# Can Hedgehogs live in large dog crates?



## Hamilton Trash (Sep 2, 2018)

I currently do not own a hedgehog but am looking into getting one in the future. I was wondering, is a large dog crate with small bar spacing a suitable home for a hedgehog? If so, which dog crates would you recommend? Are there any modifications that have to be done to prevent escape?


----------



## noushka05 (Mar 28, 2008)

No a dog cage is not at all suitable, they need to be in a very large tank type cage like a large zoo zone. Please do lots of research, these little creatures have very specific requirements, they are a massive commitment. Find a reputable breeder or better still a good rescue and seek advice.

There is some information on these links.http://www.crittery.co.uk/index.php/aph-env

*Housing*
Your African Pygmy Hedgehog needs a minimum of 3ft x 1.5ft x 1.5ft and they should be kept alone. Barred cages are not recommended due to the risk of your hedgehog injuring itself whilst attempting to climb the bars.

*Zoozone 2* cages are easy to clean and provide good ventilation. They cannot be stacked however, it is trickier to attach a permanent source of heating to and they do not look as attractive as a vivarium. They are not high enough to fit a Carolina Storm Wheel or Silent Spinner. It is important to note this is the larger sized Zoozone, as the Zoozone1 is not big enough to provide a permanent home for an African Pygmy Hedgehog.

*Vivariums* are more attractive housing, but do not provide enough ventilation. They can however be modified with additional, large vents or by replacing the glass with meshed doors. They can be stacked, and are easier to provide a heat source within.

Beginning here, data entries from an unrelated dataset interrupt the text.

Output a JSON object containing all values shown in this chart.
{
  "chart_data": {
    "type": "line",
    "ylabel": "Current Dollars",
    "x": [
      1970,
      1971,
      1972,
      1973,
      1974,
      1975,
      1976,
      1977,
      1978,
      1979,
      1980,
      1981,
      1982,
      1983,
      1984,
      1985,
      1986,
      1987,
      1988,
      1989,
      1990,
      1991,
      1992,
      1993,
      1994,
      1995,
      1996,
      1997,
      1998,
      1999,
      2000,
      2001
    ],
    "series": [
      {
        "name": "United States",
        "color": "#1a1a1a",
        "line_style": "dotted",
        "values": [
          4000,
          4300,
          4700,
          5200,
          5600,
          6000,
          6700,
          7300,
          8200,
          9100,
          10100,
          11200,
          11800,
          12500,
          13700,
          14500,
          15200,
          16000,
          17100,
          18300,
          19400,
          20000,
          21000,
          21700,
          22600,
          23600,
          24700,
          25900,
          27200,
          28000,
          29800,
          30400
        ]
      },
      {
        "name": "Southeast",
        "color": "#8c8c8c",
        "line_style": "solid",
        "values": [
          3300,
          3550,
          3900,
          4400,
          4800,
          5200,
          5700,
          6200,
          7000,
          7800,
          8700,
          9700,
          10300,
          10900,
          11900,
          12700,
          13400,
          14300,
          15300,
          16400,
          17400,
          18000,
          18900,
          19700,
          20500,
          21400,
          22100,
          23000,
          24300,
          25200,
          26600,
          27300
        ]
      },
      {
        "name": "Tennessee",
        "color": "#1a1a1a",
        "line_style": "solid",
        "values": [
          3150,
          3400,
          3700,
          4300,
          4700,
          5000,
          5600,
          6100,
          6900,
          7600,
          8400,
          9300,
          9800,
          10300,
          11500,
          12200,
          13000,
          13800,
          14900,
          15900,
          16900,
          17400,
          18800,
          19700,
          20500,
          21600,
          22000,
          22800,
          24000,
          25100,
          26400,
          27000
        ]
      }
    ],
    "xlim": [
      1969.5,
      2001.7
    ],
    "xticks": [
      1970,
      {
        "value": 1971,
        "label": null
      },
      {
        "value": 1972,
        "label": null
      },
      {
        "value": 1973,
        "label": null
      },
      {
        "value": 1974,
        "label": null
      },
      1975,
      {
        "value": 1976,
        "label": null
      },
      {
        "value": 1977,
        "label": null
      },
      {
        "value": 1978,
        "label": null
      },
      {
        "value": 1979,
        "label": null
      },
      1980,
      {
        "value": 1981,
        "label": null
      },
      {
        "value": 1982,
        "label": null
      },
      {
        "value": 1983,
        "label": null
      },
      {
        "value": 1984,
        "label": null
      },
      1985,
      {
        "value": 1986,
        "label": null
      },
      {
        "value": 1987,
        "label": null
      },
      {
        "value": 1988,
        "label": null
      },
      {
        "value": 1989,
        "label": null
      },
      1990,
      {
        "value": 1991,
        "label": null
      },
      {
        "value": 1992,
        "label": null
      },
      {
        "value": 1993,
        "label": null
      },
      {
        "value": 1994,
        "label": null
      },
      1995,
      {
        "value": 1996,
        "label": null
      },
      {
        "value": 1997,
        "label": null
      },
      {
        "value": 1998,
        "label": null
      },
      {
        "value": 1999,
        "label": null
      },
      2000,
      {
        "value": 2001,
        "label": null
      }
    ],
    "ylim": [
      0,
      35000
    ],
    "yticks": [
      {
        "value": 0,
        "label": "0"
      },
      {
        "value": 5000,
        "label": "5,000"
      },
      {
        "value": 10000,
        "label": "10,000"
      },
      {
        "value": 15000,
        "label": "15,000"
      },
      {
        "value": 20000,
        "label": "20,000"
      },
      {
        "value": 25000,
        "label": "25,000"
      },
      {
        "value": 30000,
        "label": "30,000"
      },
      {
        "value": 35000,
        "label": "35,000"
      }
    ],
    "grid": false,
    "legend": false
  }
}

http://www.hedgehog-rescue.org.uk/documents/pygmy_hog_care.pdf
*
Size of enclosure.* Any Hedgehog species requires room, and to be working within the Welfare Act, any animal must be able to display its natural behavior patterns. This cannot be achieved within the confines of their enclosure only. Hedgehogs and Tenrec species need to explore and forage, this means they must have time out of the enclosure each evening and should be placed in a hog-proof room where they can run and explore in a supervised manner. Even at this time two males or a male and female should never be in the same room at the same time. Please take into consideration here that hedgehogs poop while running, they cannot help it, it is what comes natural to them so a room with a nice carpet for example would probably make a poor choice for out-of-cage time, not to mention the pee that would be soaked into it.


----------



## simplysardonic (Sep 1, 2009)

I don't have hedgies myself but we keep them at work & they need a LOT of floor space, more than even the largest dog crate could provide.

Please look at the really good links @noushka05 has provided & think carefully if you can offer what an APH needs.


----------